- Theatrical release poster
- Directed by: Prajesh Sen
- Written by: Prajesh Sen
- Produced by: B. Rakesh
- Starring: Jayasurya; Manju Warrier; Sshivada; Gauthami Nair; Johny Antony;
- Cinematography: Vinod Illampally
- Edited by: Bijith Bala
- Music by: M Jayachandran
- Production company: Universal Cinema
- Release date: May 13, 2022;
- Running time: 130 minutes
- Country: India
- Language: Malayalam

= Meri Awas Suno =

2022 film directed by Prajesh Sen

Meri Awas Suno is a 2022 Indian Malayalam-language musical drama film written and directed by Prajesh Sen and produced by B. Rakesh. A remake of Bengali film Konththo (2019) by Nandita Roy and Shiboprosad Mukherjee, it stars Jayasurya, Manju Warrier and Sshivada. Johny Antony, Gautami Nair and Sudheer Karamana also play major roles. The film tells the story of a radio jockey and speech therapist.

The music is by M Jayachandran and the lyrics are by BK Harinarayanan. This is the first time Jayasurya and Manju Warrier share the screen space.
Thiruvananthapuram is the film's shooting location. The first look poster of the movie was released on 13 February 2021, which is World Radio Day. The movie was released on May 13, 2022. Principal photography was started at Thiruvananthapuram

==Premise==
Shankar, a radio jockey, is shattered when he is diagnosed with laryngeal cancer. After finding out that he will lose his voice in the process of treatment, all hope is lost for him. However, he is aided by Dr Reshmi, a speech therapist to accept his new life and move forward.

==Cast==
- Jayasurya as R.J. Shankar.
- Manju Warrier as Dr. Reshmi Paadath, a speech therapist.
- Sshivada as Priya, Shankar's wife.
- Archith Abhilash as Appu, Shankar's son.
- Johny Antony as R. K. V. Moorthy.
- Gautami Nair as R.J. Pauly.
- Mithun Venugopal as R.J. Koshy.
- Sudheer Karamana as Dr. Sunil Shenoy.
- G. Suresh Kumar as Dr. Venugopal.
- Devi Ajith as Dr. Shiny.
- Maya Vishwanath as the nurse.
- R.Madhavan as the Major, Reshmi's Husband (voice presence only)
- Gopinath Muthukad as himself.
- Shyamaprasad as himself.
- Shaji Kailas as himself.
- A.N Nazeer as himself.

==Production==
=== Development ===
This is the first time Jayasurya and Manju Warrier share the screen space.

=== Filming ===
Principal photography was started at Thiruvananthapuram.

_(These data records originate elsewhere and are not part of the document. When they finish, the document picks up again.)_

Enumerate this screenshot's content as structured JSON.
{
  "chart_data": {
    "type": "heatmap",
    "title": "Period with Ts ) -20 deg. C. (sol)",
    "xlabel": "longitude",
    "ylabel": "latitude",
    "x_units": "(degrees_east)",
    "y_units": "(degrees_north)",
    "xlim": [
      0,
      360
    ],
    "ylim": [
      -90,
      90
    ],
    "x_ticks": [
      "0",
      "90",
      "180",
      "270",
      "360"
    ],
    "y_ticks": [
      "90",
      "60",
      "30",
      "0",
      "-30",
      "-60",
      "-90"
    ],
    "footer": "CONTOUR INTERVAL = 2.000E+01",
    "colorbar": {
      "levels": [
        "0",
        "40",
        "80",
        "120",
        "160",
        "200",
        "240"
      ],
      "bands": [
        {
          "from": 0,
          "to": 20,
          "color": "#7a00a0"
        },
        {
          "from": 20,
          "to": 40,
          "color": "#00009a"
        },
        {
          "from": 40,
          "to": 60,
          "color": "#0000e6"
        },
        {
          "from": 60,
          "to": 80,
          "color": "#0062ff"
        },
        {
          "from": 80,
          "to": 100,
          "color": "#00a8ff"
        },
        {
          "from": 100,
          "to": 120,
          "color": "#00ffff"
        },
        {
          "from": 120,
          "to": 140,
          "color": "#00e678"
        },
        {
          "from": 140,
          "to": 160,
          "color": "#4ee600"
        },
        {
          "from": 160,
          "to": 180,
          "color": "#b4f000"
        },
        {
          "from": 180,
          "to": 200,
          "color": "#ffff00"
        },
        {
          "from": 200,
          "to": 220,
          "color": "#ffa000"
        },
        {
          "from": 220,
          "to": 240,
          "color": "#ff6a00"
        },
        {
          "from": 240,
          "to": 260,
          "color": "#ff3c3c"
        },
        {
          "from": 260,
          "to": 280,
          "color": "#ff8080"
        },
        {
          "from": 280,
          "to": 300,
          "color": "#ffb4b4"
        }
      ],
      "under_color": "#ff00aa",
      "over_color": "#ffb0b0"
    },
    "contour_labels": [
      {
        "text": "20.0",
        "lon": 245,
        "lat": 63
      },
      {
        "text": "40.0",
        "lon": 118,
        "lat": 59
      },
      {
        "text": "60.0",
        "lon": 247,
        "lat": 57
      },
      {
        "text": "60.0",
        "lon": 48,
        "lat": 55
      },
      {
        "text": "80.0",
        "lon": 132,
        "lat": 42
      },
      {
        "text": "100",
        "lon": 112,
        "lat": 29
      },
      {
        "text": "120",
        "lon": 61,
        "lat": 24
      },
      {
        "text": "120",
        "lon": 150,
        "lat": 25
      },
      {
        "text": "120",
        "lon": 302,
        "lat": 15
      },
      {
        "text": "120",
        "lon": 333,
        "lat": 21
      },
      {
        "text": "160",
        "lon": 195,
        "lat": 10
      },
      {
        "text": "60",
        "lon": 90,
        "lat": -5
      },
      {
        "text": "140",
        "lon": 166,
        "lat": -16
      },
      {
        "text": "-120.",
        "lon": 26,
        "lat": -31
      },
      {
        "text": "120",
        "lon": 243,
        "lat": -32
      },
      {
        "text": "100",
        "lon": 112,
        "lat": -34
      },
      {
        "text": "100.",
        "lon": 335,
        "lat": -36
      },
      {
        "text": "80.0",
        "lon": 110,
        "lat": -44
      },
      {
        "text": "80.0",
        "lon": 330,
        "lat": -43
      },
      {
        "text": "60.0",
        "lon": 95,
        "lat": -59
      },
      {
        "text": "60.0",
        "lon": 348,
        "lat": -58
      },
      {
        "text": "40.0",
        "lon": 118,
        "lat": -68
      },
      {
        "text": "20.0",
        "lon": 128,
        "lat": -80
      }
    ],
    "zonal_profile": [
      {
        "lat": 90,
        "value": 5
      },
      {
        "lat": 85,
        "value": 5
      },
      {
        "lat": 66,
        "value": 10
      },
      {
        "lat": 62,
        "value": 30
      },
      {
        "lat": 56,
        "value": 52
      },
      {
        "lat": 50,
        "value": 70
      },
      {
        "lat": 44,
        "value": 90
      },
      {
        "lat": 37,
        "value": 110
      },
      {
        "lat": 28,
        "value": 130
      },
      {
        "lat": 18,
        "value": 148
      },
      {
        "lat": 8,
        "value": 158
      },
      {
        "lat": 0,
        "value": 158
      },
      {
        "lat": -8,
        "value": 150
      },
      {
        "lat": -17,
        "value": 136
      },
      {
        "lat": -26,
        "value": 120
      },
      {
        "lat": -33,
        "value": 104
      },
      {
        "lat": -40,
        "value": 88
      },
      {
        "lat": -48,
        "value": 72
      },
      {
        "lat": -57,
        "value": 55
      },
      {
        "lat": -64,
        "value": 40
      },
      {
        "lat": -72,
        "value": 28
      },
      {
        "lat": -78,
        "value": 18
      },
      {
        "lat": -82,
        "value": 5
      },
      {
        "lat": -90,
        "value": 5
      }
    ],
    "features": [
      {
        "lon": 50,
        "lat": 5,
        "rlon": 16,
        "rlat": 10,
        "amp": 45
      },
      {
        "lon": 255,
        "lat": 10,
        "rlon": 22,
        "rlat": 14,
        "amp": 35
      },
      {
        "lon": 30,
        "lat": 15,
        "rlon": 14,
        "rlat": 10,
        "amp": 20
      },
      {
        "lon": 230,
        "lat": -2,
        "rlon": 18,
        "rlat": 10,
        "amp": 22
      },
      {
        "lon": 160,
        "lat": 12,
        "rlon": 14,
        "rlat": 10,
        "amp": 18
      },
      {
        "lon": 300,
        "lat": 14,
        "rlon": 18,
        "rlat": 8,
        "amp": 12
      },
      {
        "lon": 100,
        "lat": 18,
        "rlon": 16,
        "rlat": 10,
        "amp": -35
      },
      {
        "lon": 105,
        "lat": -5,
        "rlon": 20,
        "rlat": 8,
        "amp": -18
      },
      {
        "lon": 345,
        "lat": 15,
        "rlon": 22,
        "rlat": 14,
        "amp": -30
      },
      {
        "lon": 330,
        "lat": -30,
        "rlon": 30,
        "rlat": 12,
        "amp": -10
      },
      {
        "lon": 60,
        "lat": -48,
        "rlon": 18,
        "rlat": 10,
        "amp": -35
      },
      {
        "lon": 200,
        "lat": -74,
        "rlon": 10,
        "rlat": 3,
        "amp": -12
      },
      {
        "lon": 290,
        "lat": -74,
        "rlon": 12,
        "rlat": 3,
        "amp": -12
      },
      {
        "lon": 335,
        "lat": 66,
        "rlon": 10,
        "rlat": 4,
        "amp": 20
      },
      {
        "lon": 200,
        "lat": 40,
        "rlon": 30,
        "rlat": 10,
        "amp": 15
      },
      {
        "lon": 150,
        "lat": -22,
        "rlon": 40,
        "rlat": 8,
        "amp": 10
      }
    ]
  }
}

Thiruvananthapuram, Mumbai and Kashmir were the film's shooting locations. The first look poster of the movie was released on 13 February 2021, coinciding World Radio Day.

==Release==
===Theatrical===
The film was released in theatres on 13 May 2022.

===Home media===
The digital rights of the film is acquired by Disney+ Hotstar and started streaming from 24 June 2022. The satellite rights of the film is acquired by Asianet.

== Reception ==
The film received positive reviews from critics and audiences. Times of India gave 3/5 and wrote, " A survival family drama". The News Minute gave 2.5/5 and wrote, "This Manju-Jayasurya film is interesting, but too dramatised". RJ. Princy Alexander of Onmanorama wrote "Though the movie will uplift your mood with its encouraging tone and beautiful blend of emotion, 'Meri Awaa Suno' should have taken some more time to leave a deeper effect on the audience".